OPEC, the oil producers’ group is back in the driving seat.
Well perhaps it is. It certainly took the commodities markets (and me) rather by surprise when it agreed to cut production at a meeting in Algiers.
In fact the group has a lot of work to do before it has a real and sustained impact on the price.
But that decision was not what the market expected. Traders thought the result would be more disarray, as there was at a meeting of OPEC and some other oil exporters in Doha back in April.
This time they did manage to make progress.
The context for the Algiers decision – and the unsuccessful attempts to agree action before – is crude oil prices are less than half what they were in June 2014.
That hurts OPEC member countries.
Government finances and economic performance have taken a substantial hit.
In Saudi Arabia for example, the government’s finances were in surplus to the tune of 12% of annual income (GDP) in 2012. Last year there was a deficit of 16%.
Angola’s economy grew 7% in 2013. Last year it was 3%.
Venezuela’s figures are much worse, though it’s far from being entirely due to the lower price of oil. That has however severely aggravated the economic damage done by the country’s political crisis.
OPEC member countries have felt this financial pain with increasing intensity for almost two years now.
OPEC doesn’t account for the whole market by a long way. There are very large oil producers that are not members, notably the United States, Russia, China and Canada. But the group, which currently has about 40% of the global market can move it by cutting production – and it does have a history of responding to low oil prices, by cutting production.
The Iran factor
In the past Saudi Arabia, the group’s biggest player, has often led the effort.
This time the situation was complicated by Iran’s emergence earlier this year from international sanctions over its nuclear programme. Tehran was determined to take advantage and sought to recover its share of the market.
For OPEC, the trouble was that Saudi Arabia was unwilling to curb production without Iran doing likewise, a position also underpinned by the longstanding geopolitical tension between the two countries which are the leading powers in the Gulf.
That tension was the reason for the failure in Doha in April.
Things seem to have changed. Iran has boosted oil production already. It could go higher, but not as easily as was the case in the immediate aftermath of the lifting of sanctions. Saudi Arabia has softened its position.
The oil minister Khalid al-Falih, who was appointed after the Doha meeting, is reported to have said in Algiers that Iran, as well Nigeria and Libya would be allowed to produce “at maximum levels that make sense”.

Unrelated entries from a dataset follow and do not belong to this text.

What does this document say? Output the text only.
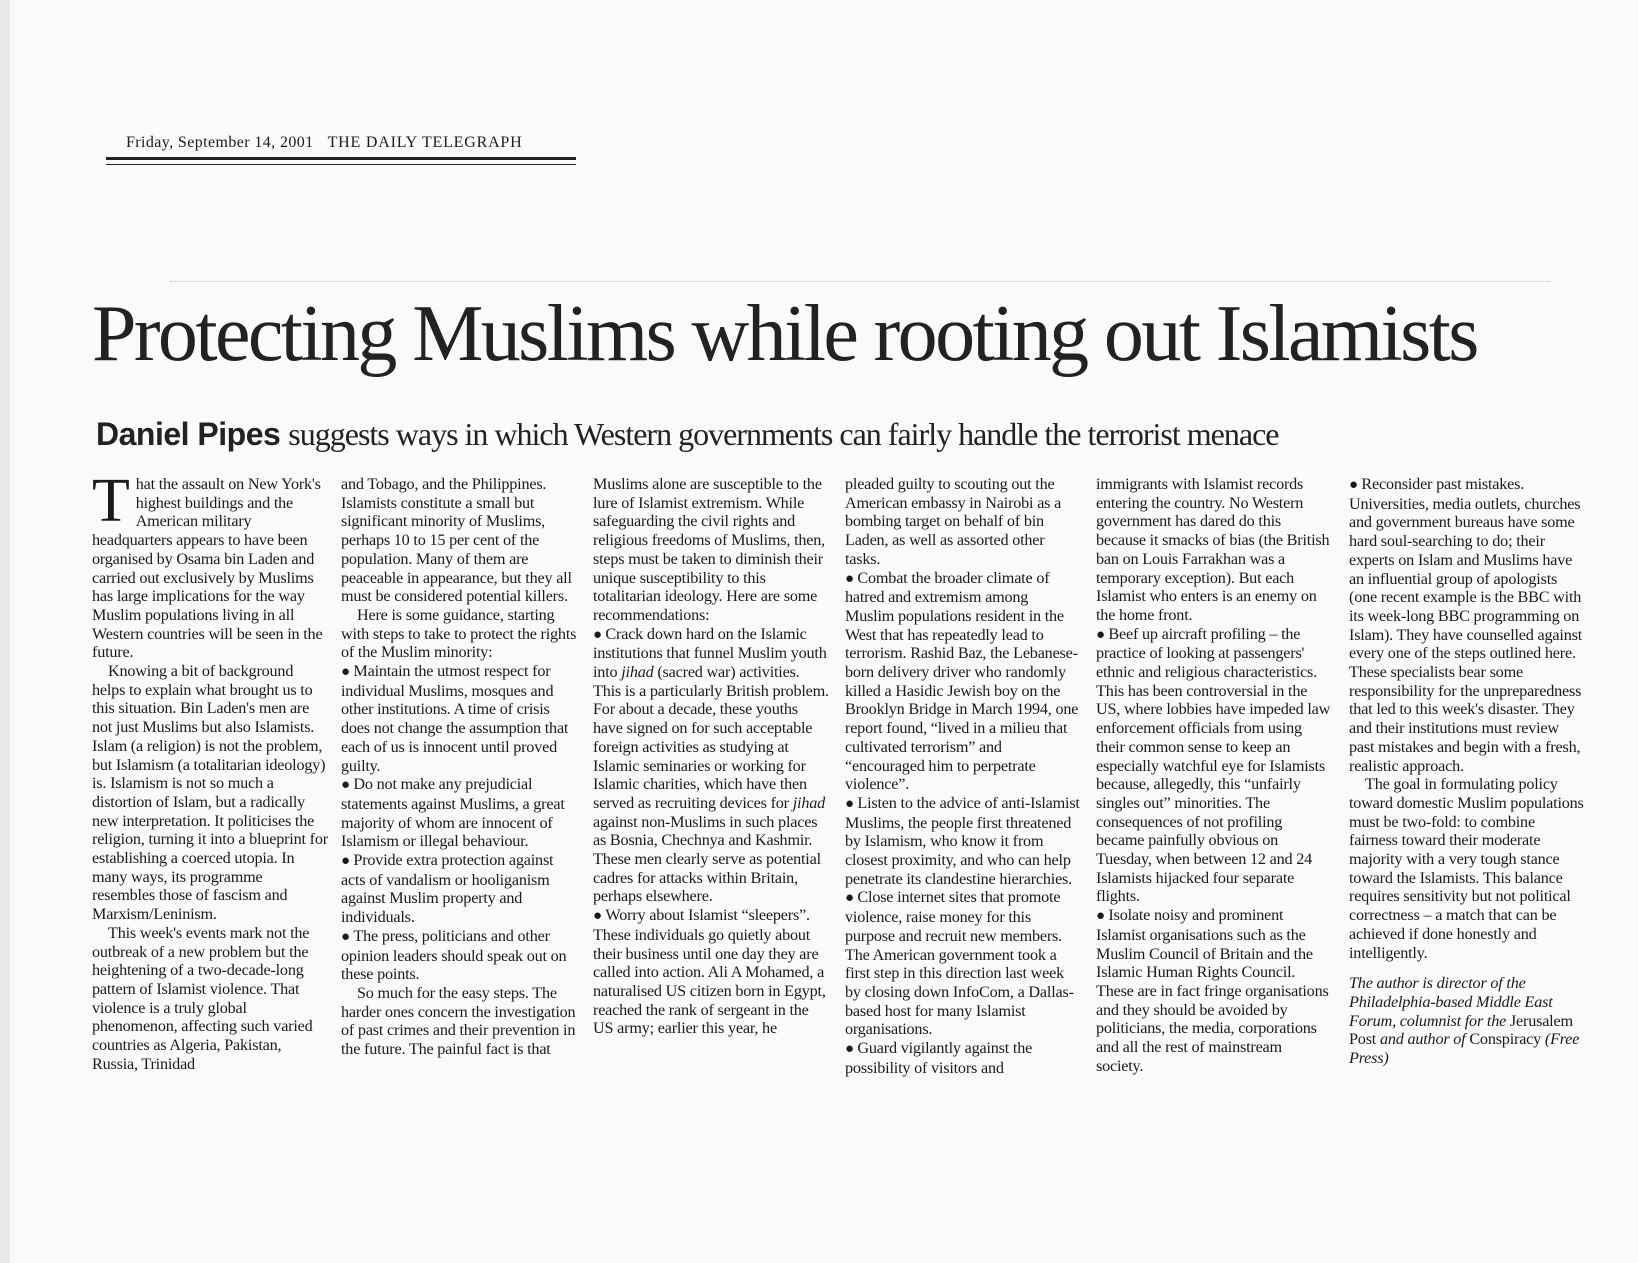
Friday, September 14, 2001 THE DAILY TELEGRAPH
Protecting Muslims while rooting out Islamists
Daniel Pipes suggests ways in which Western governments can fairly handle the terrorist menace

That the assault on New York's highest buildings and the American military headquarters appears to have been organised by Osama bin Laden and carried out exclusively by Muslims has large implications for the way Muslim populations living in all Western countries will be seen in the future.

Knowing a bit of background helps to explain what brought us to this situation. Bin Laden's men are not just Muslims but also Islamists. Islam (a religion) is not the problem, but Islamism (a totalitarian ideology) is. Islamism is not so much a distortion of Islam, but a radically new interpretation. It politicises the religion, turning it into a blueprint for establishing a coerced utopia. In many ways, its programme resembles those of fascism and Marxism/Leninism.

This week's events mark not the outbreak of a new problem but the heightening of a two-decade-long pattern of Islamist violence. That violence is a truly global phenomenon, affecting such varied countries as Algeria, Pakistan, Russia, Trinidad

and Tobago, and the Philippines. Islamists constitute a small but significant minority of Muslims, perhaps 10 to 15 per cent of the population. Many of them are peaceable in appearance, but they all must be considered potential killers.

Here is some guidance, starting with steps to take to protect the rights of the Muslim minority:

● Maintain the utmost respect for individual Muslims, mosques and other institutions. A time of crisis does not change the assumption that each of us is innocent until proved guilty.

● Do not make any prejudicial statements against Muslims, a great majority of whom are innocent of Islamism or illegal behaviour.

● Provide extra protection against acts of vandalism or hooliganism against Muslim property and individuals.

● The press, politicians and other opinion leaders should speak out on these points.

So much for the easy steps. The harder ones concern the investigation of past crimes and their prevention in the future. The painful fact is that

Muslims alone are susceptible to the lure of Islamist extremism. While safeguarding the civil rights and religious freedoms of Muslims, then, steps must be taken to diminish their unique susceptibility to this totalitarian ideology. Here are some recommendations:

● Crack down hard on the Islamic institutions that funnel Muslim youth into jihad (sacred war) activities. This is a particularly British problem. For about a decade, these youths have signed on for such acceptable foreign activities as studying at Islamic seminaries or working for Islamic charities, which have then served as recruiting devices for jihad against non-Muslims in such places as Bosnia, Chechnya and Kashmir. These men clearly serve as potential cadres for attacks within Britain, perhaps elsewhere.

● Worry about Islamist “sleepers”. These individuals go quietly about their business until one day they are called into action. Ali A Mohamed, a naturalised US citizen born in Egypt, reached the rank of sergeant in the US army; earlier this year, he

pleaded guilty to scouting out the American embassy in Nairobi as a bombing target on behalf of bin Laden, as well as assorted other tasks.

● Combat the broader climate of hatred and extremism among Muslim populations resident in the West that has repeatedly lead to terrorism. Rashid Baz, the Lebanese-born delivery driver who randomly killed a Hasidic Jewish boy on the Brooklyn Bridge in March 1994, one report found, “lived in a milieu that cultivated terrorism” and “encouraged him to perpetrate violence”.

● Listen to the advice of anti-Islamist Muslims, the people first threatened by Islamism, who know it from closest proximity, and who can help penetrate its clandestine hierarchies.

● Close internet sites that promote violence, raise money for this purpose and recruit new members. The American government took a first step in this direction last week by closing down InfoCom, a Dallas-based host for many Islamist organisations.

● Guard vigilantly against the possibility of visitors and

immigrants with Islamist records entering the country. No Western government has dared do this because it smacks of bias (the British ban on Louis Farrakhan was a temporary exception). But each Islamist who enters is an enemy on the home front.

● Beef up aircraft profiling – the practice of looking at passengers' ethnic and religious characteristics. This has been controversial in the US, where lobbies have impeded law enforcement officials from using their common sense to keep an especially watchful eye for Islamists because, allegedly, this “unfairly singles out” minorities. The consequences of not profiling became painfully obvious on Tuesday, when between 12 and 24 Islamists hijacked four separate flights.

● Isolate noisy and prominent Islamist organisations such as the Muslim Council of Britain and the Islamic Human Rights Council. These are in fact fringe organisations and they should be avoided by politicians, the media, corporations and all the rest of mainstream society.

● Reconsider past mistakes. Universities, media outlets, churches and government bureaus have some hard soul-searching to do; their experts on Islam and Muslims have an influential group of apologists (one recent example is the BBC with its week-long BBC programming on Islam). They have counselled against every one of the steps outlined here. These specialists bear some responsibility for the unpreparedness that led to this week's disaster. They and their institutions must review past mistakes and begin with a fresh, realistic approach.

The goal in formulating policy toward domestic Muslim populations must be two-fold: to combine fairness toward their moderate majority with a very tough stance toward the Islamists. This balance requires sensitivity but not political correctness – a match that can be achieved if done honestly and intelligently.

The author is director of the Philadelphia-based Middle East Forum, columnist for the Jerusalem Post and author of Conspiracy (Free Press)
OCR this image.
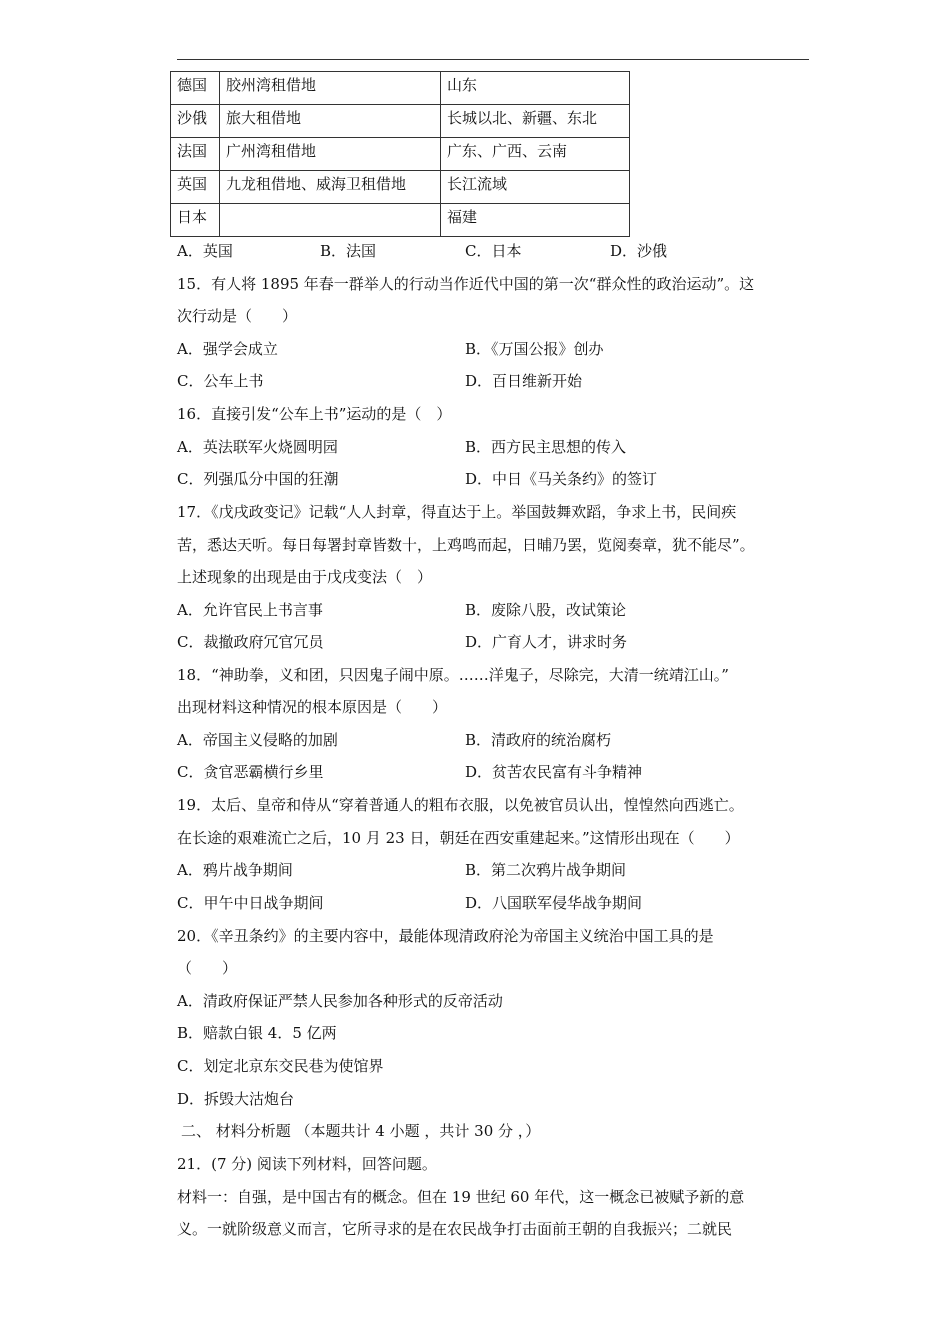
德国	胶州湾租借地	山东
沙俄	旅大租借地	长城以北、新疆、东北
法国	广州湾租借地	广东、广西、云南
英国	九龙租借地、威海卫租借地	长江流域
日本		福建
A．英国	B．法国	C．日本	D．沙俄
15．有人将 1895 年春一群举人的行动当作近代中国的第一次“群众性的政治运动”。这
次行动是（　　）
A．强学会成立	B．《万国公报》创办
C．公车上书	D．百日维新开始
16．直接引发“公车上书”运动的是（　）
A．英法联军火烧圆明园	B．西方民主思想的传入
C．列强瓜分中国的狂潮	D．中日《马关条约》的签订
17．《戊戌政变记》记载“人人封章，得直达于上。举国鼓舞欢蹈，争求上书，民间疾
苦，悉达天听。每日每署封章皆数十，上鸡鸣而起，日晡乃罢，览阅奏章，犹不能尽”。
上述现象的出现是由于戊戌变法（　）
A．允许官民上书言事	B．废除八股，改试策论
C．裁撤政府冗官冗员	D．广育人才，讲求时务
18．“神助拳，义和团，只因鬼子闹中原。……洋鬼子，尽除完，大清一统靖江山。”
出现材料这种情况的根本原因是（　　）
A．帝国主义侵略的加剧	B．清政府的统治腐朽
C．贪官恶霸横行乡里	D．贫苦农民富有斗争精神
19．太后、皇帝和侍从“穿着普通人的粗布衣服，以免被官员认出，惶惶然向西逃亡。
在长途的艰难流亡之后，10 月 23 日，朝廷在西安重建起来。”这情形出现在（　　）
A．鸦片战争期间	B．第二次鸦片战争期间
C．甲午中日战争期间	D．八国联军侵华战争期间
20．《辛丑条约》的主要内容中，最能体现清政府沦为帝国主义统治中国工具的是
（　　）
A．清政府保证严禁人民参加各种形式的反帝活动
B．赔款白银 4．5 亿两
C．划定北京东交民巷为使馆界
D．拆毁大沽炮台
二、 材料分析题 （本题共计 4 小题 ，共计 30 分 ，）
21．(7 分) 阅读下列材料，回答问题。
材料一：自强，是中国古有的概念。但在 19 世纪 60 年代，这一概念已被赋予新的意
义。一就阶级意义而言，它所寻求的是在农民战争打击面前王朝的自我振兴；二就民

The secretary general of the group, Mohammad Sanusi Barkindo, told the BBC that those three countries “have lost a considerable volume of their production due to unfortunate circumstances”. He said “they will be treated differently.”
Shale oil competitors
It also appeared to be the case for some time after the price fall began in 2014 that Saudi Arabia was willing to tolerate the situation because of the pressure it put on competitors, especially shale oil producers in the United States.
The rise of this sector over the last decade or so is seen as a key factor behind the plentiful supply of oil that partly drove the price fall.
Some shale operators have cut back, but overall oil production in the US in 2015 was higher despite the lower prices. If the Saudi aim was to squeeze the American industry, they have not had anything like the success they hoped for.
It does look as though the Saudis have decided they need a new strategy.
So OPEC agrees they want to take action to push prices up. The detail will be difficult to negotiate.
How will they allocate the production cuts between members? How differently will Iran, Nigeria and Libya be treated? And what baseline level of production will they use in calculating new production ceilings?
It’s also likely they will want some non-members to cooperate. The US and Canada won’t. They don’t believe in the kind of market management that OPEC is trying to achieve and in any case oil production is done in those countries by private businesses which will not take orders from energy ministers.
Russia, however, might be willing to come on board and did discuss the possibility at the Doha meeting.
And then with OPEC there is always the question of whether member countries will comply with any agreed limits on their own production.
The reaction of the oil market to the Algiers agreement is telling. The price of crude oil rose and then fell back. It remains very much within the range that it has been trading in for the last six months. In short it looks like the market view is that something has changed at OPEC, but traders will need to see OPEC filling in all the details of an agreement before they are convinced that prices really are heading upwards.